Sometimes, health and behavior studies validate our personal quirks and lifestyle choices. For example, when "science says" doodling helps us focus or that exercise can make us smarter -- we tend to believe it (assuming you're a doodler or an exerciser). Other times, findings inspire shame and inadequacy. Sneak the occasional soda or smoke? You're only human. But, as research is quick to point out, you're killing yourself with your vices.
One new study, as reported by Psychological Science, does you the favor of both validating and shaming you. Self-proclaimed experts, the study showed, are more likely than the self-aware ignorant to pretend they know information -- even when it's completely wrong.
It's a phenomenon called "overclaiming." And, let's be honest, we've all been that asshole at one point or another. (Want to talk about grammar? Oh, that's my wheelhouse. I'll shamelessly bullshit you all night long, and I probably won't even know I'm full of shit.)
In the study, researchers asked 100 people to rate both their general knowledge of personal finance and 15 specific finance terms. Three of those terms were made-up ("pre-rated stocks," "fixed-rate deduction" and "annualized credit"). The more the participants claimed to know about finance, the more likely they were to "know" the fictitious phrases.

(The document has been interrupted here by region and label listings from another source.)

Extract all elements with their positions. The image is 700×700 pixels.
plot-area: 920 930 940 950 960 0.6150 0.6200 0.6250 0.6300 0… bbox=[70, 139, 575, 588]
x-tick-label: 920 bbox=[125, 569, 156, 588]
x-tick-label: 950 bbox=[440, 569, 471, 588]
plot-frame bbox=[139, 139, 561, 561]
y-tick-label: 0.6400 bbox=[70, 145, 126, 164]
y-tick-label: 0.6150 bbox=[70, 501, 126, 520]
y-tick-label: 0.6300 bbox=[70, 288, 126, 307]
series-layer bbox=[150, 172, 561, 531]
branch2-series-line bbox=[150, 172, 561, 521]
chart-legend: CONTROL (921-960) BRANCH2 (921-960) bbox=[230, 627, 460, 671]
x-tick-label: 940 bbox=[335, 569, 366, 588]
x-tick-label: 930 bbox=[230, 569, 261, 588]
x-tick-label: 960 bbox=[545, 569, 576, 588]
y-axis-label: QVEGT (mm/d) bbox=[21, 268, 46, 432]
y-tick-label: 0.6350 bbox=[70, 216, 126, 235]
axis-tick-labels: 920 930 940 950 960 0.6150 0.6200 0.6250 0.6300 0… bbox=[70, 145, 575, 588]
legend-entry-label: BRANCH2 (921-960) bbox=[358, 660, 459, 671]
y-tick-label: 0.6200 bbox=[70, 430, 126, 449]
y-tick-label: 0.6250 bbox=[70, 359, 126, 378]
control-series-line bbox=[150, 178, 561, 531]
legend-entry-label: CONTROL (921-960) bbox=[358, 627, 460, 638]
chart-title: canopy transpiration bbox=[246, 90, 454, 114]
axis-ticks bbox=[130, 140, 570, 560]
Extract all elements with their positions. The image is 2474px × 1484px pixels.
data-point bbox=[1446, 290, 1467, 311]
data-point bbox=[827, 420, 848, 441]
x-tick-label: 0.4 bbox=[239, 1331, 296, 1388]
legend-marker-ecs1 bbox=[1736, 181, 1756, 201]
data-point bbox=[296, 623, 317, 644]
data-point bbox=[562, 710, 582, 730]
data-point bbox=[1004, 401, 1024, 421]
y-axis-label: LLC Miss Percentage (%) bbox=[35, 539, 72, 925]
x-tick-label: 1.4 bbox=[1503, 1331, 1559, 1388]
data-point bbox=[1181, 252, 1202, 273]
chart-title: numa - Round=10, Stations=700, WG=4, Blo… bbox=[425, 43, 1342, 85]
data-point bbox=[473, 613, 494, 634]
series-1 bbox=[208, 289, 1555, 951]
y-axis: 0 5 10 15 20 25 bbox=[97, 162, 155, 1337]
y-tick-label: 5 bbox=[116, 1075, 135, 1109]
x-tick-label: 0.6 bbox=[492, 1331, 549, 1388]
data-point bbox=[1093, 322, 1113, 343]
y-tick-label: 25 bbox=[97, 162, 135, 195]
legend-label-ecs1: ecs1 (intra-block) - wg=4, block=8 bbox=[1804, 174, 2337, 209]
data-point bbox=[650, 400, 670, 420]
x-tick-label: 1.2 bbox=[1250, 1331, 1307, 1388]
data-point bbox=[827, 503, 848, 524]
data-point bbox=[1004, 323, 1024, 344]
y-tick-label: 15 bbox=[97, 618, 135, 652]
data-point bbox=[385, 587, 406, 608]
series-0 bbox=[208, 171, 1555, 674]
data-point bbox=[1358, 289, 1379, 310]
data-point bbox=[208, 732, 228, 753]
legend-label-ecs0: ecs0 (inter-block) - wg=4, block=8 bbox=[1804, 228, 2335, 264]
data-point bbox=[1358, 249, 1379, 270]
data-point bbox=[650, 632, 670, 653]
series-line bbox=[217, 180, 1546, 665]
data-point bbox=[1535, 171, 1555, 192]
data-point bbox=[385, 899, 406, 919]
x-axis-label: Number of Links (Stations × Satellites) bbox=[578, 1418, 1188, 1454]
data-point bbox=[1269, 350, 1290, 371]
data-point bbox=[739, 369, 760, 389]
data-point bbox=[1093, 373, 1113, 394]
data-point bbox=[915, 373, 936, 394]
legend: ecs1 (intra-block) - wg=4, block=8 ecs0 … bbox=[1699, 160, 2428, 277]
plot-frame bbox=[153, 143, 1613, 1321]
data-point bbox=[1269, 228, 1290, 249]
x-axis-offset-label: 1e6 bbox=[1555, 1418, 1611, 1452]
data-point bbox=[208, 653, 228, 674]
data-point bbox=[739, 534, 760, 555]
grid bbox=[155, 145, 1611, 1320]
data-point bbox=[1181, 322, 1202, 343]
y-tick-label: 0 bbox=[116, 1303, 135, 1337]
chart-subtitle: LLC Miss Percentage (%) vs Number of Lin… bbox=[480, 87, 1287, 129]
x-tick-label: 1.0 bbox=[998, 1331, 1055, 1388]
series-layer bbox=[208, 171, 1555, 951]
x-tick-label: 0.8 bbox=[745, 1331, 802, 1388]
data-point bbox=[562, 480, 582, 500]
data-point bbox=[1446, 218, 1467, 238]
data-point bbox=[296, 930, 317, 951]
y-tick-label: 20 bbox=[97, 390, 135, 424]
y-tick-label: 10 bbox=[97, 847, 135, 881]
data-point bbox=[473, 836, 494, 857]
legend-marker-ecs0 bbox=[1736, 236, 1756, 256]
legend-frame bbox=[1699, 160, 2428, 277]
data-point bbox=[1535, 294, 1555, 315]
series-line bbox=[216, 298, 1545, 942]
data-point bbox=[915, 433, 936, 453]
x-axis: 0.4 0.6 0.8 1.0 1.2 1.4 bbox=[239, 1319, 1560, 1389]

Before you condemn Wall Street douchebags for being blowhard know-it-alls, similar experiments were conducted with knowledge of biology and U.S. geography. The results were identical: Self-proclaimed savants were familiar with such invented terms as "bio-sexual" and non-existent cities as Cashmere, Oregon.
What's the takeaway for big-talking boasters? When dinner party chit chat veers into "your" field, be aware of the tendency to overclaim knowledge. Instead of bullshitting, try sitting back and letting the other guy sound like an asshole. For once.